What little there was disappeared rapidly. (It is worth noting too that if television news did cover the attack in its immediate aftermath Jews would not have seen it. The rules of observance around Yom Kippur prevent turning on devices such as televisions, radios, computers or mobile phones.)

Let us be really clear with what happened in Europe this week. A man equipped with an arsenal of weaponry and, say police, fuelled by far-right hate, turned up at synagogue on the holiest day in the Jewish calendar, a day when he surely knew it would be full of people, and tried to enter in order to kill as many people as possible. On his head he had a camera so that he could live-stream his intended massacre. He thankfully “failed” and “only” managed to kill two people.

Attacks on other religious buildings, for example those motivated by Islamophobia, have rightly garnered a lot of coverage. Think of the horrendous events in New Zealand, for instance, not all that long ago, or closer, to home, at Finsbury Park. We had camera crews, opinion pieces, update reports. And so we should.

However, this attack featured only briefly on the BBC News at 10 on Wednesday night, just above the cancellation of England’s relatively meaningless World Cup rugby game against France.

Frank Gardner and Nick Robinson discussed the issue on the famously highly coveted 6.35am  slot on Thursday on the Today programme the next morning. By the 8am news headlines on that show coverage of the incident had disappeared altogether. The Times covered it as one of the main foreign news stories. Most outlets were more interested in covering a spat between two footballers’ wives.

When I tweeted my dismay at the lack of coverage a number of people asked me what incident I was actually referring to, rather proving the point. I couldn’t help but notice there was not the usual outpouring of social media solidarity that sometimes follows attacks on minority communities either in the wake of Wednesday events either.

This is not about playing tragedy top trumps though. Far-right hate is being fuelled online and rising around the world. It is why attacks on mosques have happened. It is why attacks on black churches have happened. It is why attacks on synagogues have happened. It is why those incidents will continue to happen. The media has a responsibility to expose, highlight and talk about that. All of it. We need to call it out for what it is.

Of course, media outlets may not want to give too much attention to these people, but we cannot ignore what is happening.
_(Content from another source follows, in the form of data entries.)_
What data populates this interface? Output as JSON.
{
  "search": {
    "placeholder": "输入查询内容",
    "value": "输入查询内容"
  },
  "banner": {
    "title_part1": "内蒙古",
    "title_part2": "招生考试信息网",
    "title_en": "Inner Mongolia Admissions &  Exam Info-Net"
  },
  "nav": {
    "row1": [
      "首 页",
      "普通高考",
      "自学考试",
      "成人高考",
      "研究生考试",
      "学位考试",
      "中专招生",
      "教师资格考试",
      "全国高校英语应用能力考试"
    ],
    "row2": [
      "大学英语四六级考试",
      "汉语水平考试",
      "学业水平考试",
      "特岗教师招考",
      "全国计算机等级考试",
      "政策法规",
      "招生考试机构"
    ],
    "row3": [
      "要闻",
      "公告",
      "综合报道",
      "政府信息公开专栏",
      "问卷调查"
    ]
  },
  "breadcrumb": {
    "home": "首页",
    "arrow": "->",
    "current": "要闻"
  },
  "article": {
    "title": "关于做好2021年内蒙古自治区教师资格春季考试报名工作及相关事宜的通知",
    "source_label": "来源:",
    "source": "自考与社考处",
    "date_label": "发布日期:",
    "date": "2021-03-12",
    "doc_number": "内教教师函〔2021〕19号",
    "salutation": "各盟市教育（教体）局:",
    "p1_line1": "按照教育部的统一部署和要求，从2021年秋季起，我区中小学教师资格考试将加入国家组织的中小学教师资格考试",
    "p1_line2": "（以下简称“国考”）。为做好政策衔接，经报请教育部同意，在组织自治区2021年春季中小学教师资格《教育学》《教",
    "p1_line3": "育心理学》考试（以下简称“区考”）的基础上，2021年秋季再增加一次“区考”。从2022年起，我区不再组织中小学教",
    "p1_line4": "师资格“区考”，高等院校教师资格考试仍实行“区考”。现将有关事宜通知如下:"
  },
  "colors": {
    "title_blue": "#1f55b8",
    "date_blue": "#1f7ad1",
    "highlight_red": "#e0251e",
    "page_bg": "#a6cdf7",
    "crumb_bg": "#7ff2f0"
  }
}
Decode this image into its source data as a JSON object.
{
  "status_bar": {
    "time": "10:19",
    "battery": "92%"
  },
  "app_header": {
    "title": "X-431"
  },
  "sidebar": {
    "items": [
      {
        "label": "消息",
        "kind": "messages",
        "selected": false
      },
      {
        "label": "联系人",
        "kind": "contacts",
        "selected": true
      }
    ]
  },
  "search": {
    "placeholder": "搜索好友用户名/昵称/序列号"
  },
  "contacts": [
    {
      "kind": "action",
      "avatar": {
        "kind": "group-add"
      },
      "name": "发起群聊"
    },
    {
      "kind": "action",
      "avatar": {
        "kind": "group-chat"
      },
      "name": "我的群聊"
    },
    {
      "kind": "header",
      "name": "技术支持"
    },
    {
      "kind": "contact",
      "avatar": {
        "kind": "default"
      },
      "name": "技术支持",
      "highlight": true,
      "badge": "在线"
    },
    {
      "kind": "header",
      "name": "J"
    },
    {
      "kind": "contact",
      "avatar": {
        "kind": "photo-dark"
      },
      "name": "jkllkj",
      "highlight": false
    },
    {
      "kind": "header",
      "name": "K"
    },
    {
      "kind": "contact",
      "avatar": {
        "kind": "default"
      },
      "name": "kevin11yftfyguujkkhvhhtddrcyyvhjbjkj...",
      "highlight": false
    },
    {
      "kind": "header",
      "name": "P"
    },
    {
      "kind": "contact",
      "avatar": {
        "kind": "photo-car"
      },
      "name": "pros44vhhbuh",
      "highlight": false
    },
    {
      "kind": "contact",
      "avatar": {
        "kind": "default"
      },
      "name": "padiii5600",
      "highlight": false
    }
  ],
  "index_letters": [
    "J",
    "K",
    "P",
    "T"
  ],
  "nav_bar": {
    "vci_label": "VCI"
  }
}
The fact I can remember more coverage and outcry over the fire at Notre Dame cathedral than this antisemitic attack does, I must confess, leave me cold.

Yes, there is a lot of news right now. US President Donald Trump’s despicable abandonment of the Kurds is rightly is at the top of the new agenda. Then there is Brexit. Of course. But surely this incident warranted more coverage than it got. What is more, when major broadcast news did turn their attention to it, the coverage was fairly poor. For instance, the BBC’s correspondent barely articulated that this was an attack on Jews, nor explained why that was so significant on that particular day of the year.

It is Friday again, and Jews in Halle will no doubt come together to mark the Sabbath and try and comfort each other after what happened. Jews in other parts of Europe will say the same prayers, eat similar food, and wonder if it will be their community next.  The media in Britain needs to ask itself if it is covering these issues in the best possible way, because this week, it failed.